Jim and I added theirs in about February.
So lots of memory stuff is actually happening right now. So it’s a moving space. It is very much not solved.
So this is one where I think there’s going to be a lot of movement still, but I think that what’s around right now is it works enough that it’s not a bad time to think about using it. Okay. But, and, you know, obviously you look at, you know, like the contextual memory with like the Claude MDs and the replets, that stuff’s kind of sitting out there.
And I think people are just Finding the right way to do the vector store stuff, I think it’s a little bit less accessible because you’ve got to kind of think about how you do the data model at that point.
But people are starting to, just because there’s so much value in doing it and the need is so high, people are starting to implement that sort of thing. And so if you look at all the Pullabaloo, I don’t know if you guys saw Obviously GPT-5 exists, so we can talk a little bit about that too if we want to, if we have a time at the end.
But there’s a big hull below about them taking offline 4.0, like all of the old models, which a lot of people were very, very angry about that.
And Sam Altman had to walk it back, because these people had gotten weirdly parasocial with this 4.0 model, which is surprising to me because I find the thing obnoxious.
But there’s this memory system.
It’s remembering things about them.
And they got used to how it was responding. And this sort of system can be very powerful for better or for worse. So that was kind of another interesting tidbit of how these memory systems can make these systems feel very personal, which is good from a chat sort of viewpoint.
But obviously, I want my assistant when I’m working to be personal as well. I want it to know the libraries I use, the patterns I use.
So it’s an interesting problem.
It’s one, we talk about tools and context engineering, all that sort of stuff a lot.
And I would say that memory is equally as important, if not more important than those elements in the long term in order to be able to have continual learning agents.
Yeah, that’s my answer that was more than you asked for That’s fine So it’s a little less better than none So getting you know moving in the right moving forward We’re likely to see different approaches and until it kind of I guess Consolidates into a I don’t know if it’ll there could be multiple approaches that are all valid So it may not wind up being you know, everybody on the same, you know, it’s probably not gonna be it’s probably going to be more like rag where we are all there. And then it’s, I guess, incrementally improved, you know, as you add new little tweaks here and there. Yes.
I think so anyway.
There’s not one method to store data.
You know, I’ve got databases, I’ve got file system, I’ve got, you know, all those things exist in a working system.
All right, we had one question from Daniel. if you wanna give a quick synopsis, but for Daniel, we do record these and we’ll post it as soon as I get around to getting it packaged on Vimeo and get a link out if you wanna go back and watch the first part of it. Yeah, and some of it is the vector store, but there’s a little bit more than that to this, but the vector store is obviously a very big element of it. For sure.
All right.
Any other questions, comments, open topics?

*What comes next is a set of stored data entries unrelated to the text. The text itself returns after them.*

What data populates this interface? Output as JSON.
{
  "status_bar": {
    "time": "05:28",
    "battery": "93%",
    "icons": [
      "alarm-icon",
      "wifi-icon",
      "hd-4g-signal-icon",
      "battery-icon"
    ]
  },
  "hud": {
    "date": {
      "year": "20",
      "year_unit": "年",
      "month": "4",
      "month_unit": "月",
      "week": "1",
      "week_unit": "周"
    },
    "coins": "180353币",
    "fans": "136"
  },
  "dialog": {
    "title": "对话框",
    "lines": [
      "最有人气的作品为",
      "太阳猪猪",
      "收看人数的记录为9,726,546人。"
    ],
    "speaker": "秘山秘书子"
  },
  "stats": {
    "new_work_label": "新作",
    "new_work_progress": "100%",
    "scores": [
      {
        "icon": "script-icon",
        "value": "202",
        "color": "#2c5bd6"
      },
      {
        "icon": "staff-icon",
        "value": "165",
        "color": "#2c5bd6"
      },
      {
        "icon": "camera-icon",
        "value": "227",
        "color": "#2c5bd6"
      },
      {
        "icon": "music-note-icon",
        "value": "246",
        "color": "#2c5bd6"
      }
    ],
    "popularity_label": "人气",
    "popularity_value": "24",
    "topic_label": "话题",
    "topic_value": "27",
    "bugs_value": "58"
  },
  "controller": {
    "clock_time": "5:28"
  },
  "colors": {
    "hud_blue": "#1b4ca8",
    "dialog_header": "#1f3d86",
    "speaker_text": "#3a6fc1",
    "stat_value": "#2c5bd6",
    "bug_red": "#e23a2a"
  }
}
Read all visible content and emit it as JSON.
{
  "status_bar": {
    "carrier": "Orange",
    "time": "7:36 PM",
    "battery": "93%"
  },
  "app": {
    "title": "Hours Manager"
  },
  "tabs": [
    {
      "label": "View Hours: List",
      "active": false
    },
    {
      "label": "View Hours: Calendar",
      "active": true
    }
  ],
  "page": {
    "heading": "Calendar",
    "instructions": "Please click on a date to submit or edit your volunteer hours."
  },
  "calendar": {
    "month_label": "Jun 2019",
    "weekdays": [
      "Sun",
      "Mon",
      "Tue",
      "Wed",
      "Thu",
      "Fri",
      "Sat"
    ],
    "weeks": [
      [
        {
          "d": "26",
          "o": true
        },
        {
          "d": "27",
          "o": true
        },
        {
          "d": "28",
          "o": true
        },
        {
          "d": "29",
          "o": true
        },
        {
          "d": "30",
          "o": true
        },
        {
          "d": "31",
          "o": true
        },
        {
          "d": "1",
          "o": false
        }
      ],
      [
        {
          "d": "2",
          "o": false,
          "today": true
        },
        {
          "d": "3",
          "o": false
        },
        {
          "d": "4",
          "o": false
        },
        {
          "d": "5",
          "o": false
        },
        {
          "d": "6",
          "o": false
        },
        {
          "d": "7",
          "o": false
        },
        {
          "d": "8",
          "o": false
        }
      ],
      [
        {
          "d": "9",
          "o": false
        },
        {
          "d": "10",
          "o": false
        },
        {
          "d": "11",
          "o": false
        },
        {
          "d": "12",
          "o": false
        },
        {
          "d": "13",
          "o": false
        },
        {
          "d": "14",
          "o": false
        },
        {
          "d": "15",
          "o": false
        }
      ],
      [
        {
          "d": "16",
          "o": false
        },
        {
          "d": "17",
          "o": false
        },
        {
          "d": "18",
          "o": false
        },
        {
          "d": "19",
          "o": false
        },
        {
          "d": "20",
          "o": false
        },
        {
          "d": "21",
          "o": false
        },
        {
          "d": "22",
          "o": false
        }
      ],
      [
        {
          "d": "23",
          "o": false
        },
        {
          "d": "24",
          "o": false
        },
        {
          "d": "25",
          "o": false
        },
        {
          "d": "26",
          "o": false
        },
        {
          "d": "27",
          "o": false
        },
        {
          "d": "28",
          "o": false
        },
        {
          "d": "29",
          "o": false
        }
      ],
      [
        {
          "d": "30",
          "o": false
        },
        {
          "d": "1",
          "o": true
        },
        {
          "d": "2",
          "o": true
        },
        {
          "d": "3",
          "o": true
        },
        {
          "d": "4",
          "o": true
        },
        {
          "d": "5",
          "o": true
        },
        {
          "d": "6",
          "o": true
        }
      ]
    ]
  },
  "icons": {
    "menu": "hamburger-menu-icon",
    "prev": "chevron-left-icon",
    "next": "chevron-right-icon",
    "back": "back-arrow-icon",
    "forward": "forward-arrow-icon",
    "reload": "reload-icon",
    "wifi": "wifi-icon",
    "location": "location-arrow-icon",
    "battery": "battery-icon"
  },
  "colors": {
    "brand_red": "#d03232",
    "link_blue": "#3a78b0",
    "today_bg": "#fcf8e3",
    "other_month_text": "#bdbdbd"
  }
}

Kind of an open floor here. Got about 15 minutes, so. I won’t belabor the point if we have no discussion. I don’t have anything else on this one. Again, a lot of the topics and papers I wind up going back. I really like the broad overview and then gives me some pointers into where I need to go spend some time to get deeper. I think your whole approach probably saves me a good two hours or so just getting into the, you know what I mean? I don’t know, but we appreciate it. No problem. Appreciate getting the app. All right. I’m going to stop the recording then.